Grazed grass most efficient
Grazed grass is by far the cheapest dairy or beef feed, but when you turn it into silage, it is one of the dearest, said nutritionist Brian Reidy in his presentation at the recent Farmex: The Business of Farming event in Kilkenny. When compared in terms of the energy that drives milk volume, milk quality, conformation and fat score, body condition and fertility grazing, maize, beet, wholecrop and brassicas are all cheaper than grass silage, even on rented land. Mr Reidy said: “How we put a value on a feed has to change. Feed cost per unit of energy is far more important.”
He presented a comparison of actual utilised feed costs per tonne and 1000 UFL, which takes into account feed spoilage, waste and rejection (UFL is an energy rating, 1 UFL is equivalent of 1kg of air dried barley). Depending on the farmyard setup and equipment available, there will be associated feeding costs for some of these feeds. However, most people feeding silage require no extra equipment, etc, to feed maize silage or whole-crop. Even if land is not rented, the cost on a feed energy basis first cut silage is €164 per 1,000 UFL energy rating (1 UFL is equivalent of 1kg of air dried barley). It’s €197 for second cut silage.

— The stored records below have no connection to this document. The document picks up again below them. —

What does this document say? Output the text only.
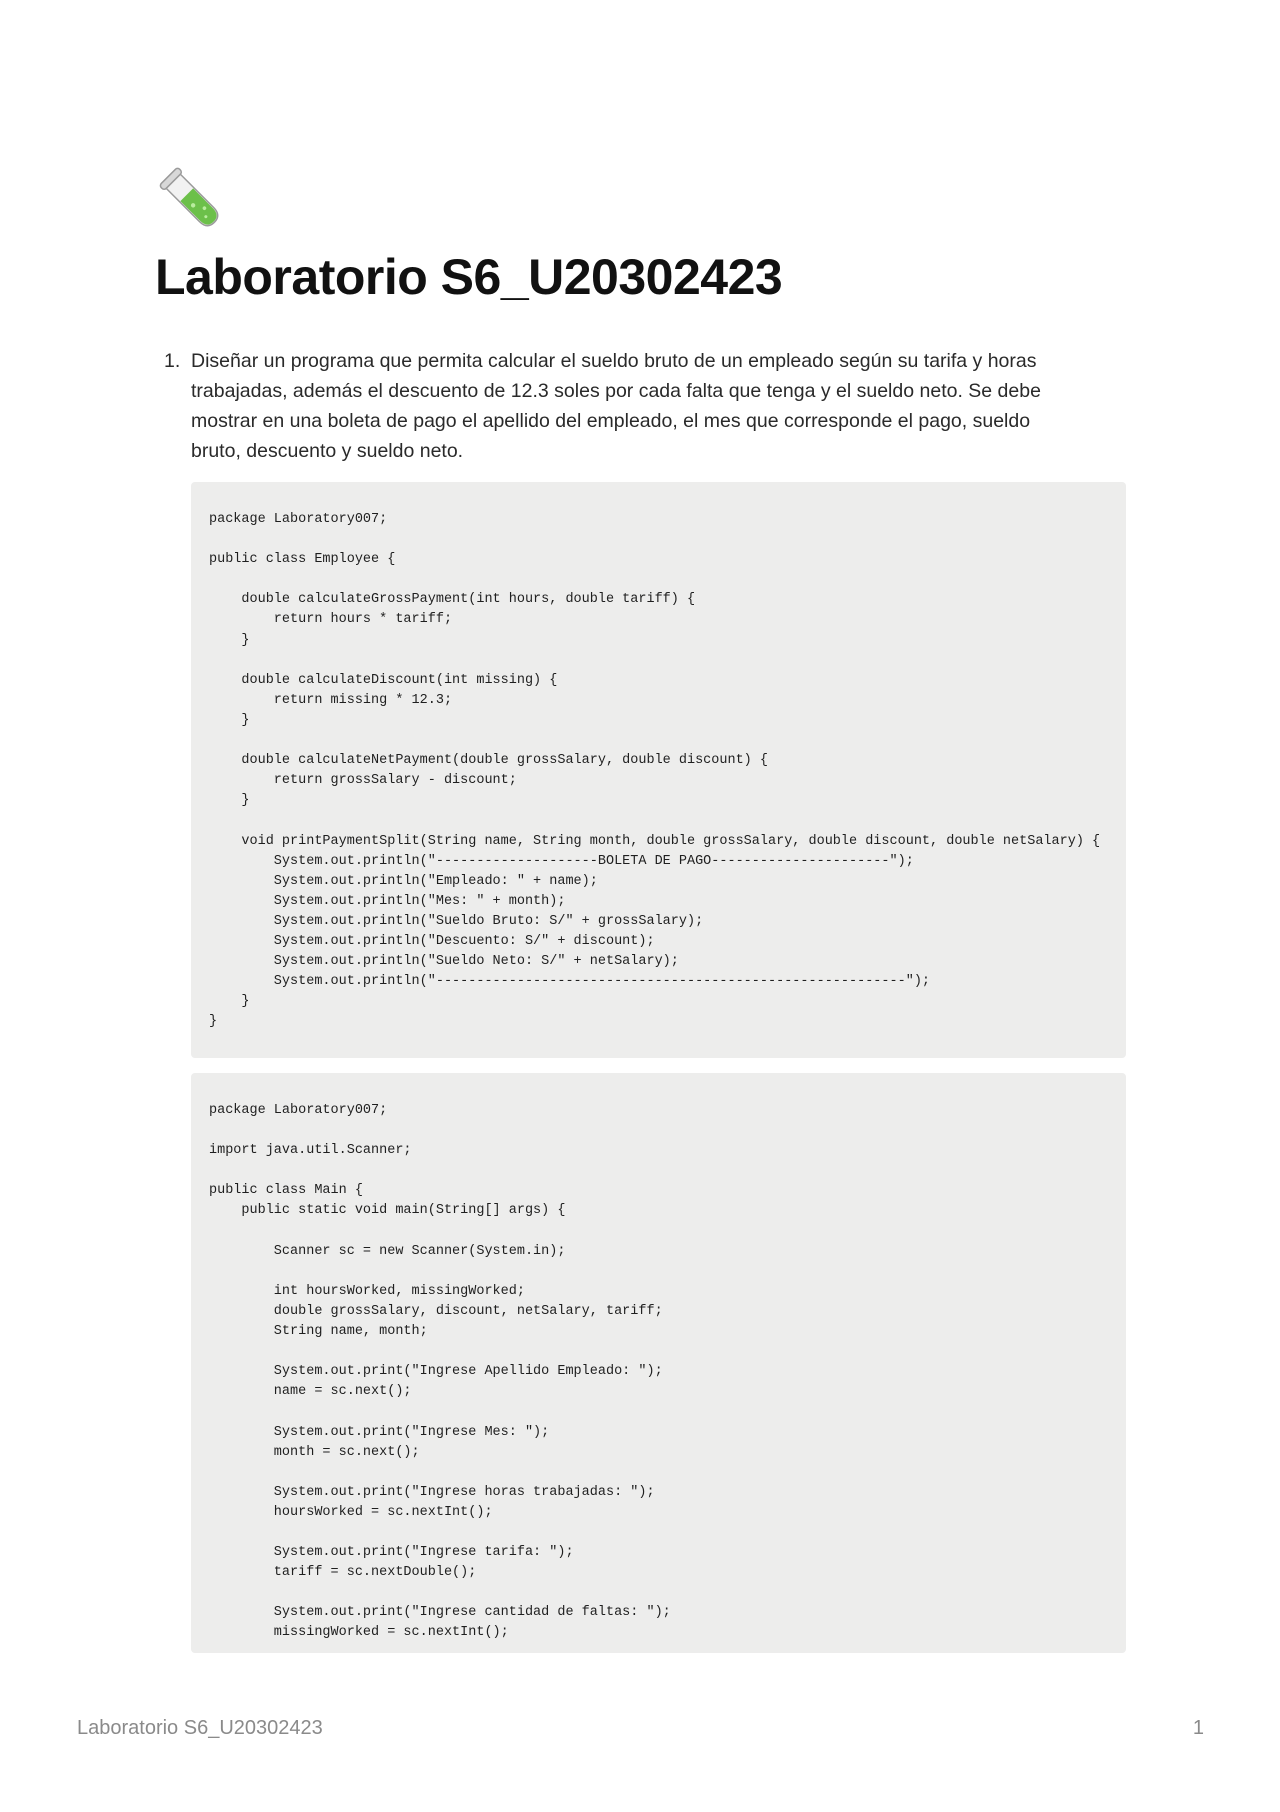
Laboratorio S6_U20302423
1. Diseñar un programa que permita calcular el sueldo bruto de un empleado según su tarifa y horas trabajadas, además el descuento de 12.3 soles por cada falta que tenga y el sueldo neto. Se debe mostrar en una boleta de pago el apellido del empleado, el mes que corresponde el pago, sueldo bruto, descuento y sueldo neto.
package Laboratory007;

public class Employee {

double calculateGrossPayment(int hours, double tariff) {
return hours * tariff;
}

double calculateDiscount(int missing) {
return missing * 12.3;
}

double calculateNetPayment(double grossSalary, double discount) {
return grossSalary - discount;
}

void printPaymentSplit(String name, String month, double grossSalary, double discount, double netSalary) {
System.out.println("--------------------BOLETA DE PAGO----------------------");
System.out.println("Empleado: " + name);
System.out.println("Mes: " + month);
System.out.println("Sueldo Bruto: S/" + grossSalary);
System.out.println("Descuento: S/" + discount);
System.out.println("Sueldo Neto: S/" + netSalary);
System.out.println("----------------------------------------------------------");
}
}
package Laboratory007;

import java.util.Scanner;

public class Main {
public static void main(String[] args) {

Scanner sc = new Scanner(System.in);

int hoursWorked, missingWorked;
double grossSalary, discount, netSalary, tariff;
String name, month;

System.out.print("Ingrese Apellido Empleado: ");
name = sc.next();

System.out.print("Ingrese Mes: ");
month = sc.next();

System.out.print("Ingrese horas trabajadas: ");
hoursWorked = sc.nextInt();

System.out.print("Ingrese tarifa: ");
tariff = sc.nextDouble();

System.out.print("Ingrese cantidad de faltas: ");
missingWorked = sc.nextInt();
Laboratorio S6_U20302423	1
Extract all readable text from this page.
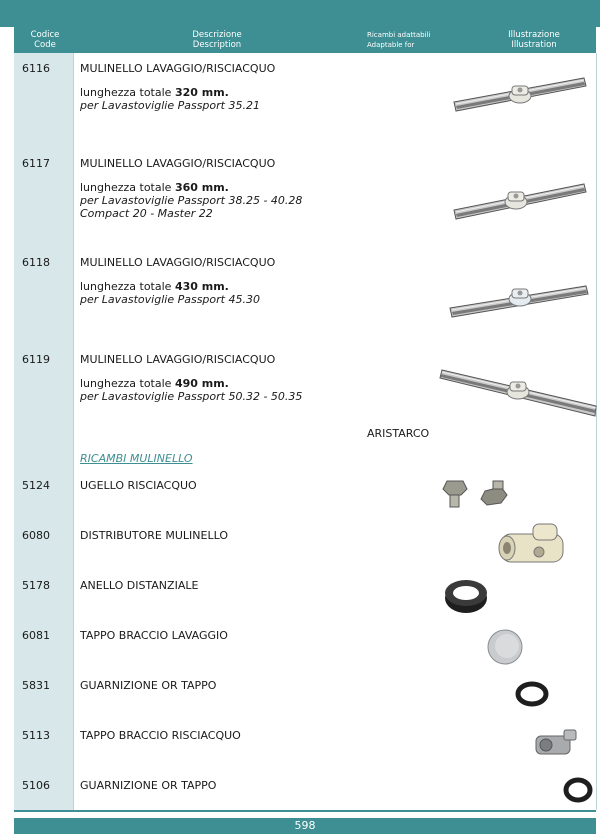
Codice
Code
Descrizione
Description
Ricambi adattabili
Adaptable for
Illustrazione
Illustration
6116	MULINELLO LAVAGGIO/RISCIACQUO
lunghezza totale 320 mm.
per Lavastoviglie Passport 35.21
6117	MULINELLO LAVAGGIO/RISCIACQUO
lunghezza totale 360 mm.
per Lavastoviglie Passport 38.25 - 40.28
Compact 20 - Master 22
6118	MULINELLO LAVAGGIO/RISCIACQUO
lunghezza totale 430 mm.
per Lavastoviglie Passport 45.30
6119	MULINELLO LAVAGGIO/RISCIACQUO
lunghezza totale 490 mm.
per Lavastoviglie Passport 50.32 - 50.35
ARISTARCO
RICAMBI MULINELLO
5124	UGELLO RISCIACQUO
6080	DISTRIBUTORE MULINELLO
5178	ANELLO DISTANZIALE
6081	TAPPO BRACCIO LAVAGGIO
5831	GUARNIZIONE OR TAPPO
5113	TAPPO BRACCIO RISCIACQUO
5106	GUARNIZIONE OR TAPPO
598
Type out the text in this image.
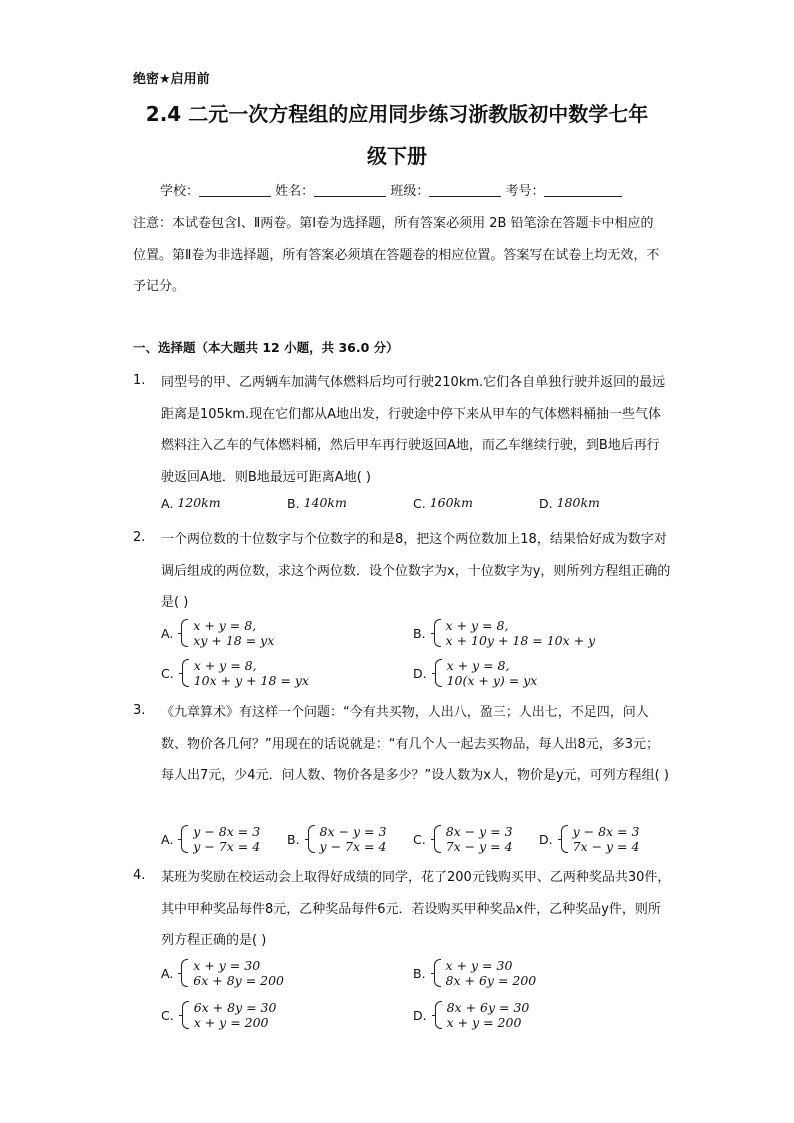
绝密★启用前
2.4 二元一次方程组的应用同步练习浙教版初中数学七年
级下册
学校：	姓名：	班级：	考号：
注意：本试卷包含Ⅰ、Ⅱ两卷。第Ⅰ卷为选择题，所有答案必须用 2B 铅笔涂在答题卡中相应的位置。第Ⅱ卷为非选择题，所有答案必须填在答题卷的相应位置。答案写在试卷上均无效，不予记分。
一、选择题（本大题共 12 小题，共 36.0 分）
1.	同型号的甲、乙两辆车加满气体燃料后均可行驶210km.它们各自单独行驶并返回的最远距离是105km.现在它们都从A地出发，行驶途中停下来从甲车的气体燃料桶抽一些气体燃料注入乙车的气体燃料桶，然后甲车再行驶返回A地，而乙车继续行驶，到B地后再行驶返回A地．则B地最远可距离A地( )
A. 120km	B. 140km	C. 160km	D. 180km
2.	一个两位数的十位数字与个位数字的和是8，把这个两位数加上18，结果恰好成为数字对调后组成的两位数，求这个两位数．设个位数字为x，十位数字为y，则所列方程组正确的是( )
A. x + y = 8,
xy + 18 = yx	B. x + y = 8,
x + 10y + 18 = 10x + y
C. x + y = 8,
10x + y + 18 = yx	D. x + y = 8,
10(x + y) = yx
3.	《九章算术》有这样一个问题：“今有共买物，人出八，盈三；人出七，不足四，问人数、物价各几何？”用现在的话说就是：“有几个人一起去买物品，每人出8元，多3元；每人出7元，少4元．问人数、物价各是多少？”设人数为x人，物价是y元，可列方程组( )
A. y − 8x = 3
y − 7x = 4 B. 8x − y = 3
y − 7x = 4 C. 8x − y = 3
7x − y = 4 D. y − 8x = 3
7x − y = 4
4.	某班为奖励在校运动会上取得好成绩的同学，花了200元钱购买甲、乙两种奖品共30件，其中甲种奖品每件8元，乙种奖品每件6元．若设购买甲种奖品x件，乙种奖品y件，则所列方程正确的是( )
A. x + y = 30
6x + 8y = 200	B. x + y = 30
8x + 6y = 200
C. 6x + 8y = 30
x + y = 200	D. 8x + 6y = 30
x + y = 200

The equivalent costs for other feeds are €67 for grazed grass, €129 for silage from maize grown under plastic (€141 for open crops), €149 for wholecrop spring barley, €130 for fodder beet, €137 for sugar beet, €110 for kale, and €122 for rape.
On rented land, the costs are €116 for grazed grass, €178 for silage from maize grown under plastic (€204 for open crops), €248 for wholecrop spring barley, €174 for fodder beet, €183 for sugar beet, €152 for kale, and €191 for rape. They are all cheaper than the €239 per 1000 UFL energy (utilised by livestock), or €281 for second cut silage.
Brian Reidy at Farmex at Cillin Hill, Kilkenny.